Health Intelligence: Individualized care by detecting subpopulations from patient data

Imagine a health system that uses data that has already been collected to rank your treatment options by how they have benefitted a population similar to you, and that continues to learn from the collective experience of the real-world patients and doctors to simplify the approval of new drugs and improve our understanding of human disease.

This research project is funded in part by Center for Biomedical Innovation (CBI)

The promise of personalized medicine implied in the health system we envision assumes a healthcare paradigm built from the singularities of patients (genetic, environmental, behavioral), and requires understanding healthcare for its capacity to generate and act on patient-specific information. This system may be at our reach today thanks to the progress in computational learning techniques that achieve similar feats of customization on the web (search by keyword and similarity, ranking algorithms, visual detection and recognition, collaborative filtering, recommender systems, etc.), and the vast amounts of individual health data collected over the last several years.

In clinical studies alone: over 35 million people were profiled in the 94000 studies received by the FDA from 2000 to 2010 according to clinicaltrials.gov. To characterize a single "blockbuster" drug, several thousand patients may be profiled in different studies. However, despite gathering massive amounts of patient-data, health information today is limited to population statistics and superficial logs of incidents, with healthcare remaining a cottage data industry. We believe this data is underused. Most of the data and specific knowledge remains in silos. Computational learning has been used locally in the system of health to process biological information at discovery, enhance detection and recognition in medical imaging, or systematize diagnosis in medical informatics to name some, but remains bound to these data silos. And most health decisions are restricted to use the superficial information shared across the data boundaries.

The problem of intelligence as it relates to a health system that learns from different sources of data, enhances our understanding of health and disease, and enables individualized medicine remains open. The difficulty lies in the scarce availability of data that has prevented research on algorithms that extract knowledge from terabytes of health information and generalize from disparate data sources. The recent availability of large databases of patient-level data from electronic health records creates an unprecedented opportunity to explore the application of computational learning techniques more broadly, to stratify populations by their similarity against different measures of benefit and risk.
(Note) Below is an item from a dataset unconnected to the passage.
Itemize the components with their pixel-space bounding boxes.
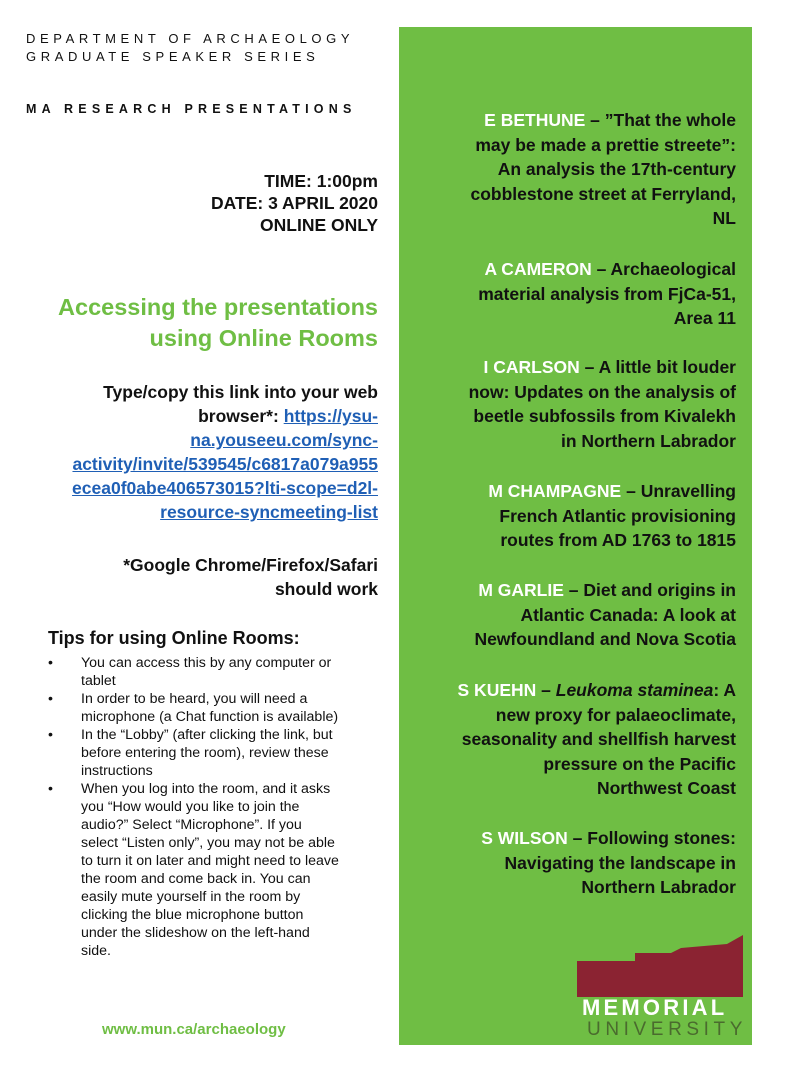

This information-centric approach generalizes from an array of examples that demonstrate the use of known biological information to increase the efficacy of therapies: orphan diseases — particularly genetic diseases — certain cancer therapies, and research on diseases like multiple sclerosis, are examples of information-driven health. In these examples, highly specific information criteria (e.g. biomarkers) have been used successfully to isolate responding populations, develop combination therapies, and break a disease into distinct sub-types. These examples suggest that better information extraction from patient data, efficient mechanisms to search the space of diseases and therapies, and an evidence-based approach to refine the taxonomy of diseases are critical to drive up the efficacy of therapies. We take these as the initial set of core principles behind a learning health system.

In this project we propose exploring the application of machine learning and artificial intelligence to identify cohorts of patients within a study similar to a given patient, and isolate 'similarly' responding subpopulations in this manner. This is critical for diseases that may exhibit a stratification of patient responses to a given therapy that cannot be explained by single-factor bio-markers or genetics alone, but rather depend on multiple factors — biological and environmental. The central hypothesis behind this project is that patient data (laboratory, electronic health records, or clinical study data) contains sufficient information about the underlying biology of the patient and the disease to enable sophisticated inference and assist decision-making at the clinical, regulatory and drug discovery levels. The goal of this project is to determine if this approach has merit to develop a proof of concept in healthcare of the same kind of personalization tools pervasive on the Internet. At later stages we may use the ability of learning algorithms to generalize to compare data across studies and with observational and genetics data. We expect validation to be a recurring challenge along the process. Validation is already a challenge in healthcare, and becomes even greater for the system as a whole. Unlike the Turing test, comparing outcomes of an intelligent health system against human performance or some biological ground-truth is ill-defined. Defining strategies to validate learning in healthcare will be central to the development of a cogent intelligent system, and relates to the broader problem of validation of intelligence.

A long term goal for this project is to outline a roadmap to develop a concept of intelligence in health that is compatible with parallel efforts in adaptive policy, regulatory science, and the economics of sharing clinical data, and helps outline the broader issue of how to validate learning. These activities are part of a broader collaboration with faculty associated with the Engineering Systems Division, Sloan, and the Center for Biomedical Innovation. We anticipate that an important first outcome from this collaboration will be an extended understanding of the landscape of data that is currently scattered throughout the health system.